European Shadow Council - Conclusions

Spinelli Group - 28.06. 2013  



The European budget needs to be reformed, and in the light of the continuing economic and financial crisis this need becomes ever more pressing.


The MFF must ensure that the Union has a sufficient budget to enable real policies to ensure a return to economic growth, jobs and prosperity for its citizens.


The MFF needs to be funded, at least in part, by Union own resources, thus reducing the pressure on reduced national budgets and allowing economies of scale at the European level to bring benefits to its citizens. This system of own resources need to start as of 2014.


The return of unspent commitments by Member States is an absolute waste of resources, thus the budget needs to be flexible, both between different pillars and different years, in order to guarantee a maximum impact for European policies. 


It is a question of democratic accountability that the next European Parliament has a say on the budget during its term, therefore a mid-term review in 2016 is essential.

Democracy and Economic Governance


The Greek crisis has prompted the EU to take actions such as the setting-up the Troïka, but it lacks democratic accountability. The key question which needs to be resolved as soon as possible is who decides and with which tools for all issues relating to European government.


-          The Troïka should be changed into a system where the Commission is accountable in front of the EP, and ultimately European tools are sufficient to manage all lending; the creation of a European Monetary Fund should be envisaged to accompany the ESM and future Resolution Fund.


-          The Cypriot crisis has highlighted the need for transparency: irresponsible decisions (such as breaching the 100.000 Euros insured deposit guarantee) were taken and no one was held responsible for them. The Eurogroup must be accountable in front of the EP and its chairmanship must be a full time responsibility.


-          The Commission needs to immediately establish the Expert Group to continue reflecting further on the mutualisation of debt, in order to lower the interest rates, to take advantage of a liquid market and relieve the ECB.


-          Smart implementation of the new economic governance framework (6-pack, 2-pack): it is important to ensure growth friendly consolidation (with the postponement of the fiscal target, if required) provided that reforms are on track.


-          The Fiscal Compact must be integrated into the Community framework;


-          New tools must be designed such as a convergence code and an incentive-based enforcement mechanism, which could provide financial help for reforms that do bear social short term costs.


-          The evolutions of the Euro area (the opt - ins and -outs which are no longer transitory) must be formalized and appropriate accountability by MEPs from the Euro area and from MS aiming to join must be ensured.
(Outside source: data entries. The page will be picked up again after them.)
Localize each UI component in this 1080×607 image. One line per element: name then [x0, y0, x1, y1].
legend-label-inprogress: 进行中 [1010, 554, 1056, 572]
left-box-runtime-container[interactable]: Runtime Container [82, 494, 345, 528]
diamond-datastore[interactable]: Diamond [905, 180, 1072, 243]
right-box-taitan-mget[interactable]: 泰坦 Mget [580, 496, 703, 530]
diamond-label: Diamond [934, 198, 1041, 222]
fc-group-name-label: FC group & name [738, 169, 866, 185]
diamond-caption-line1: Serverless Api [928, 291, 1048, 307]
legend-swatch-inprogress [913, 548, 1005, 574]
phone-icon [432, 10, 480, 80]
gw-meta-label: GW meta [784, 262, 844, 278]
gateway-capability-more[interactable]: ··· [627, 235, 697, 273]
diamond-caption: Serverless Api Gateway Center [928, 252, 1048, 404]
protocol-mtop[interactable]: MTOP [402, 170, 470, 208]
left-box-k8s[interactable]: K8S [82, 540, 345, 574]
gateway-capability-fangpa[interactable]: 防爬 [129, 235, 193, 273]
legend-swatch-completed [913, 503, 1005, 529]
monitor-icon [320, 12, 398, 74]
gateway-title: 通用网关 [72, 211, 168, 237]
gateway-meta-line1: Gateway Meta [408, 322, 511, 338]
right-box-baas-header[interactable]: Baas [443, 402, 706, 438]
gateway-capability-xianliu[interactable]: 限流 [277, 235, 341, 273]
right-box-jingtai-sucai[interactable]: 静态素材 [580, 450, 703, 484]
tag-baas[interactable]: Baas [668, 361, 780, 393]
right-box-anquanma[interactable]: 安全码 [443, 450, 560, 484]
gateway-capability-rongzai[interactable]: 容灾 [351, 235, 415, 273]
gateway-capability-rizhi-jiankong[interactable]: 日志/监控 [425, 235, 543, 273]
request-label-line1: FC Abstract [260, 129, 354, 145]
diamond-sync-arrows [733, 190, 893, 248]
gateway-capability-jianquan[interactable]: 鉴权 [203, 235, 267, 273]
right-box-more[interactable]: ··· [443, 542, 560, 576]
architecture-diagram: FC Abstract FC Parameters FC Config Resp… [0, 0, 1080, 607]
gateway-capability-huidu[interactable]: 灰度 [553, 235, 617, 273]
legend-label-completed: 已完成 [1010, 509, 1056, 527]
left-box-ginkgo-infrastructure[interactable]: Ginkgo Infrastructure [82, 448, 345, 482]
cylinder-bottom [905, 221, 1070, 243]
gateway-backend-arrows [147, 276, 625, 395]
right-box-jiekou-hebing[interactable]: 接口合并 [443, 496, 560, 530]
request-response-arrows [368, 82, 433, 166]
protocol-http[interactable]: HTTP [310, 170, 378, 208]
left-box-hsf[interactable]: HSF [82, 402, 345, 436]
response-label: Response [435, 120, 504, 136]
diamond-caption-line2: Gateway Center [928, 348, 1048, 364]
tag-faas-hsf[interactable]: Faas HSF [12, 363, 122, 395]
-          It is important to change the current communication coming from the Union: the European project is a positive one and has many advantages for citizens; these elements need to be focused on and communicated rather than taken for granted. The Members of the European Council publish their conclusions after each summit:  they are bound by these conclusions and are committed to implement them; therefore it must done. It is a question of credibility in the eyes of our global partners. 



Banking sector


-          The banking union with the creation of a single resolution authority must be completed as soon as possible. This banking union must be European and funded by Europe’s banks relative to the risk which they present. Progressively, a single deposit guarantee scheme for the Euro area is also required and to provide for the direct recapitalisation of banks through a resolution fund (in the meantime provided for by the ESM).


-          A supranational Deposit Guarantee Scheme is needed above any national programmes.
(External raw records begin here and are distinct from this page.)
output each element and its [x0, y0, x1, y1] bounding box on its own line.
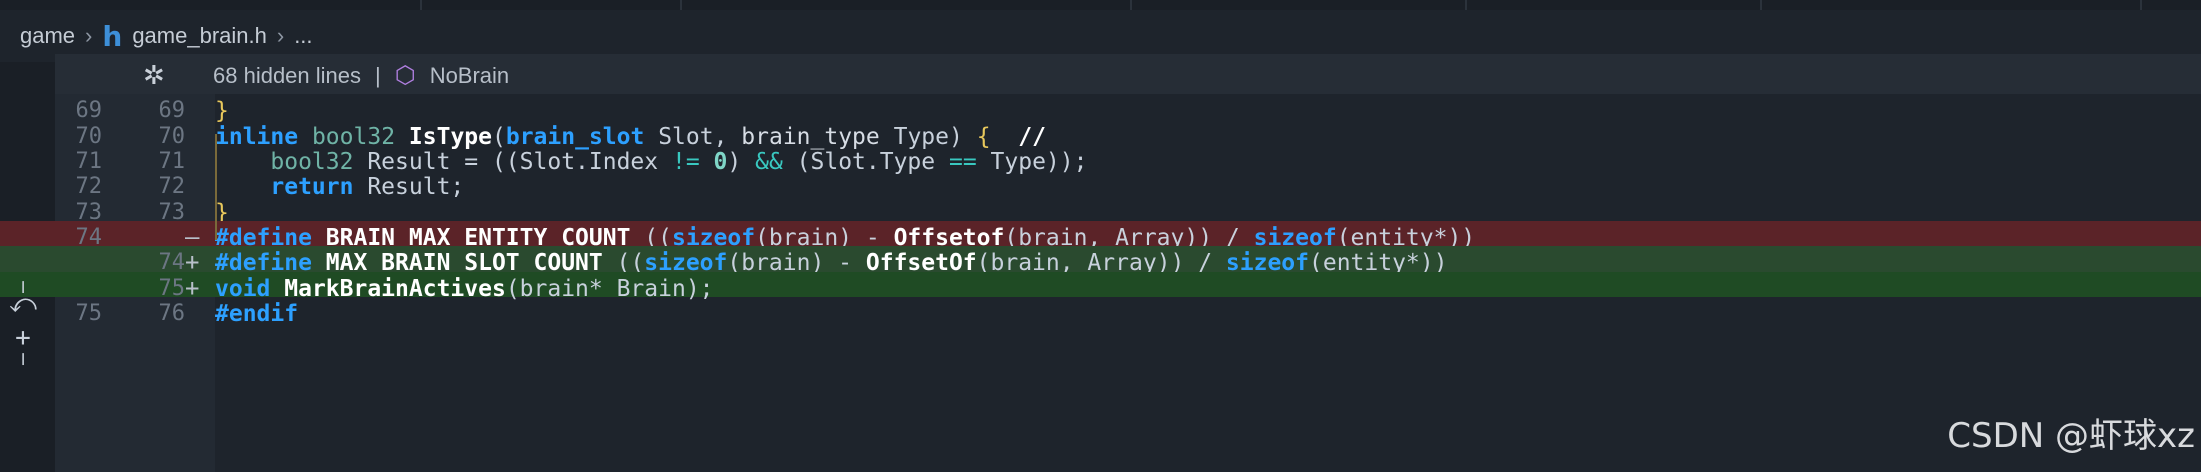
diff-line[interactable]: 75 76 #endif [0, 297, 2201, 333]
breadcrumb-file[interactable]: game_brain.h [132, 23, 267, 49]
diff-line[interactable]: 71 71 bool32 Result = ((Slot.Index != 0) … [0, 145, 2201, 175]
diff-line[interactable]: 75 + void MarkBrainActives(brain* Brain); [0, 272, 2201, 302]
tab-divider [1130, 0, 1132, 10]
diff-line[interactable]: 72 72 return Result; [0, 170, 2201, 200]
diff-line[interactable]: 74— #define BRAIN_MAX_ENTITY_COUNT ((size… [0, 221, 2201, 251]
tab-divider [1760, 0, 1762, 10]
old-line-number: 75 [75, 301, 103, 326]
tab-divider [680, 0, 682, 10]
new-line-number: 76 [158, 301, 186, 326]
cube-icon: ⬡ [394, 62, 416, 89]
breadcrumb-folder[interactable]: game [20, 23, 75, 49]
tab-divider [2140, 0, 2142, 10]
tab-divider [1465, 0, 1467, 10]
tab-strip [0, 0, 2201, 10]
indent-guide [215, 134, 217, 240]
gutter-line-marker: ╵ [16, 353, 30, 377]
hidden-lines-divider: | [375, 62, 381, 88]
code-text[interactable]: #endif [215, 301, 298, 327]
hidden-lines-count[interactable]: 68 hidden lines [213, 63, 361, 89]
breadcrumb-more[interactable]: ... [294, 23, 312, 49]
hidden-lines-bar[interactable]: ✲ 68 hidden lines | ⬡ NoBrain [55, 54, 2201, 94]
unfold-icon[interactable]: ✲ [143, 60, 165, 91]
header-file-icon: h [102, 19, 123, 53]
symbol-name[interactable]: NoBrain [430, 63, 509, 89]
diff-line[interactable]: 69 69} [0, 94, 2201, 124]
diff-line[interactable]: 73 73} [0, 196, 2201, 226]
stage-icon[interactable]: + [8, 323, 38, 353]
diff-line[interactable]: 74 + #define MAX_BRAIN_SLOT_COUNT ((sizeof… [0, 246, 2201, 276]
watermark: CSDN @虾球xz [1947, 416, 2195, 456]
revert-icon[interactable]: ⤺ [8, 289, 38, 320]
diff-line[interactable]: 70 70 inline bool32 IsType(brain_slot Slot… [0, 120, 2201, 150]
tab-divider [420, 0, 422, 10]
chevron-right-icon: › [85, 23, 93, 48]
chevron-right-icon: › [276, 23, 285, 48]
-          A fragmentation of the internal market, where banks of a particular MS would only buy obligations of that MS, must be avoided.


-          The new rules regarding capital and liquidity requirements must be implemented, which will make the lending smarter (with the differentiation of capital requirement according to the risk taken and the contribution to the real economy). It is essential to guarantee that the real economy is financed and that interest rates are affordable for SMEs.
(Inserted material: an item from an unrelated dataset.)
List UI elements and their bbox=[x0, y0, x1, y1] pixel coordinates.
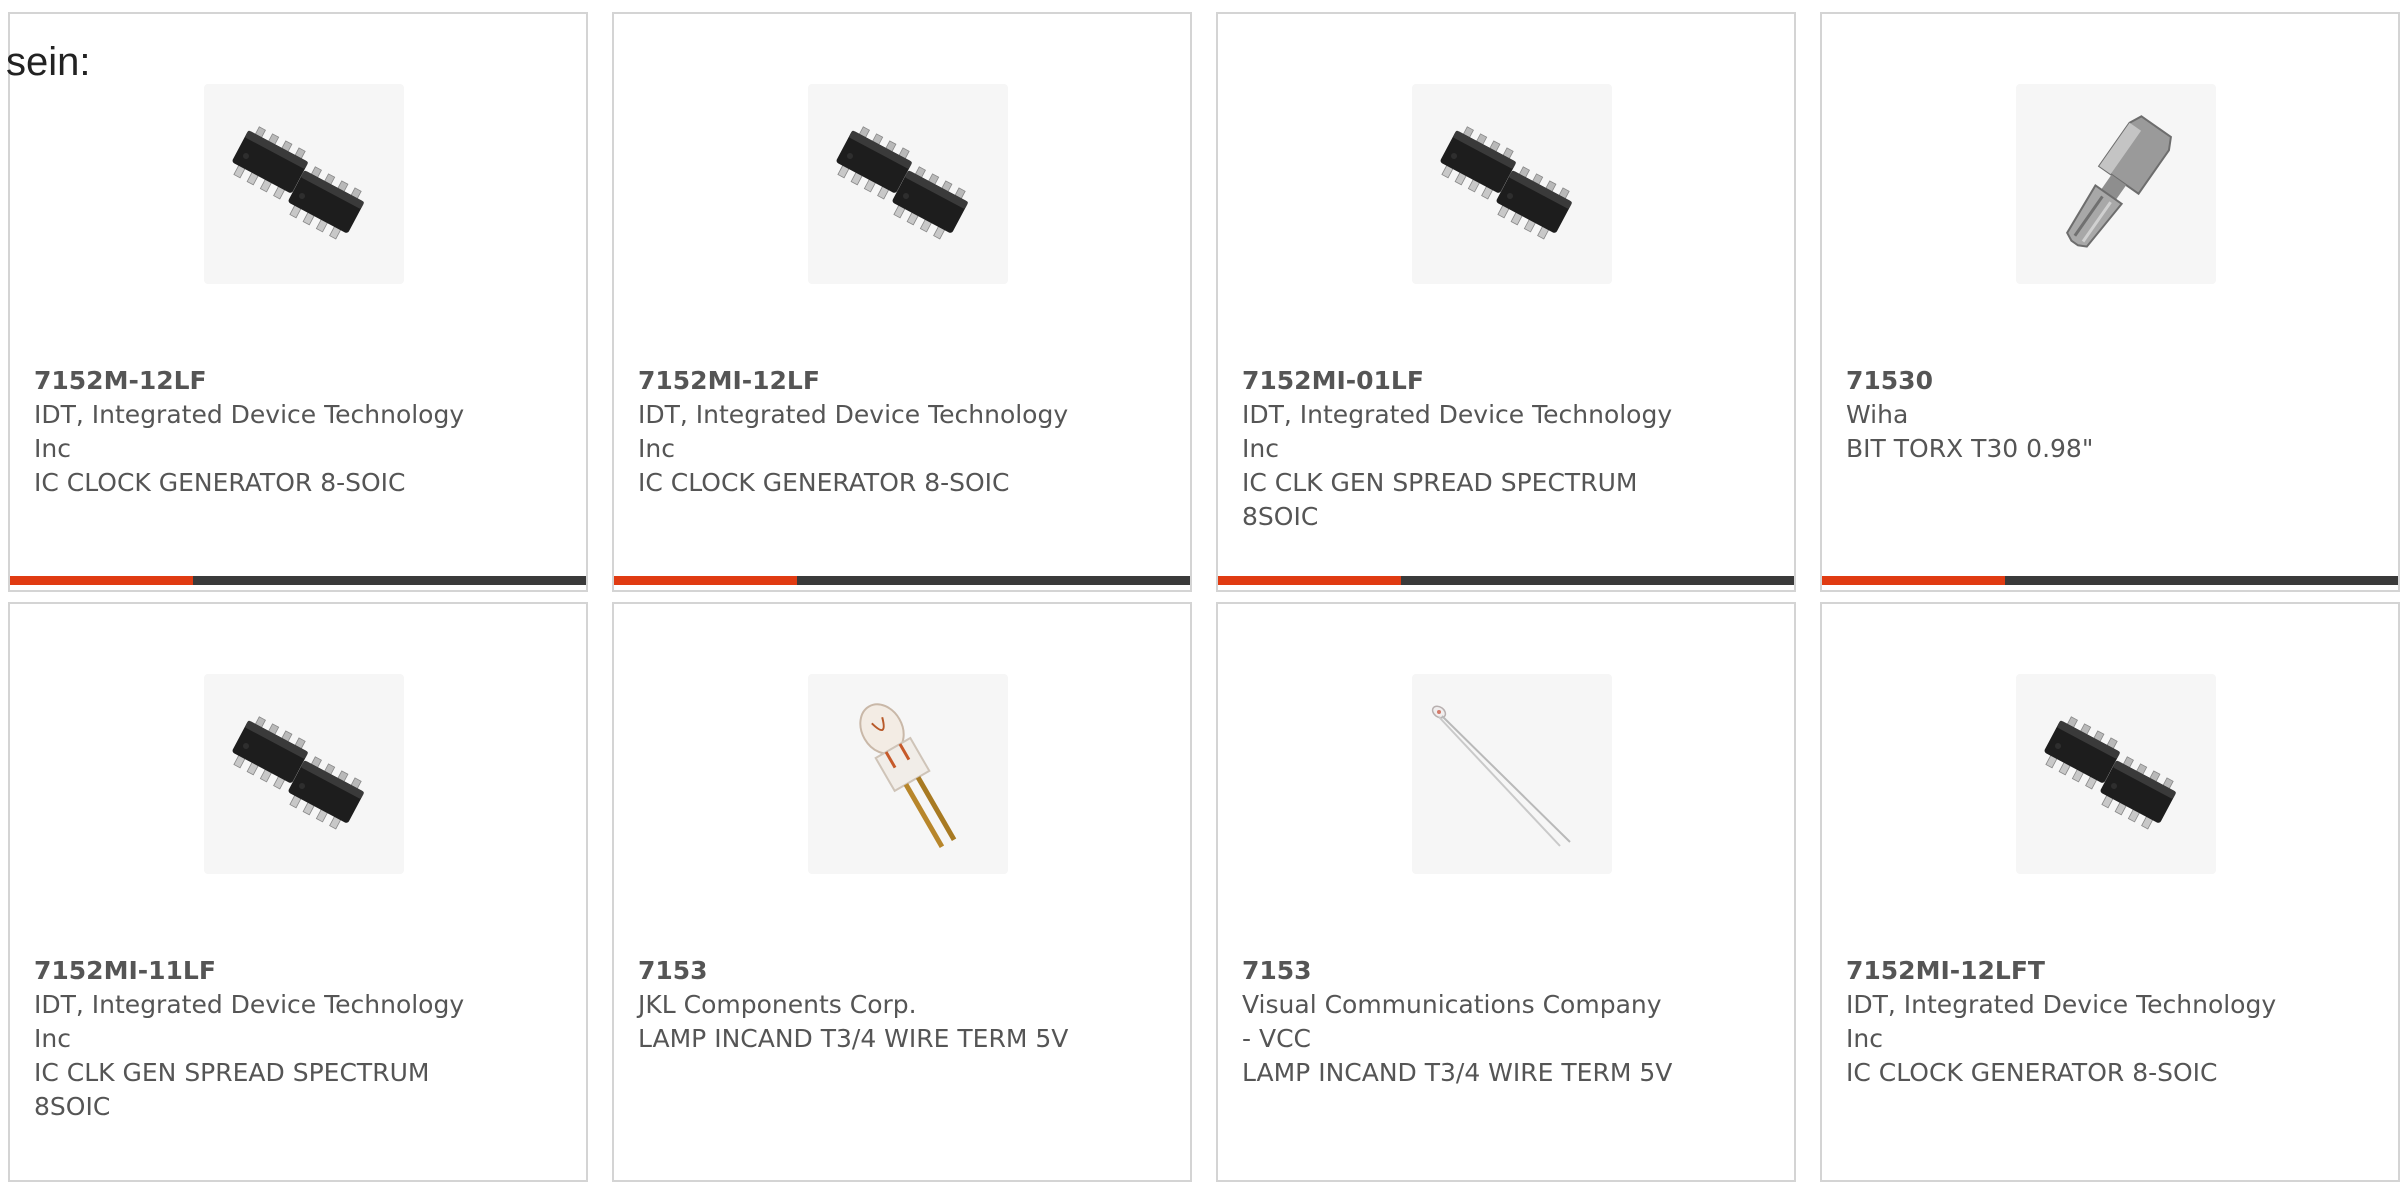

Financing of the real economy and long term investment



-          It is fundamental to increase the funding of the real economy coming from markets. Indeed, bank loans will be less available given the new rules.


-          Some form of separation, between the essential banking activities, such as the financing of the real economy, and the riskier banking activities, such as pure investment, must be designed to ensure sufficient stability;


-          Tools to gain access to "sleeping" savings must be ensured by providing products for citizens which are long-term oriented and with an insured, moderate but attractive interest rate. These savings could be used for the direct funding of specific and targeted projects of common interest.


-          SMEs are not equal concerning interest rates; these are subject to their location. Similar SMEs with similar risks must benefit from similar interest rates irrespective of their location. It is the duty of the ECB and the Commission to tackle the unjustified differences of interest rates.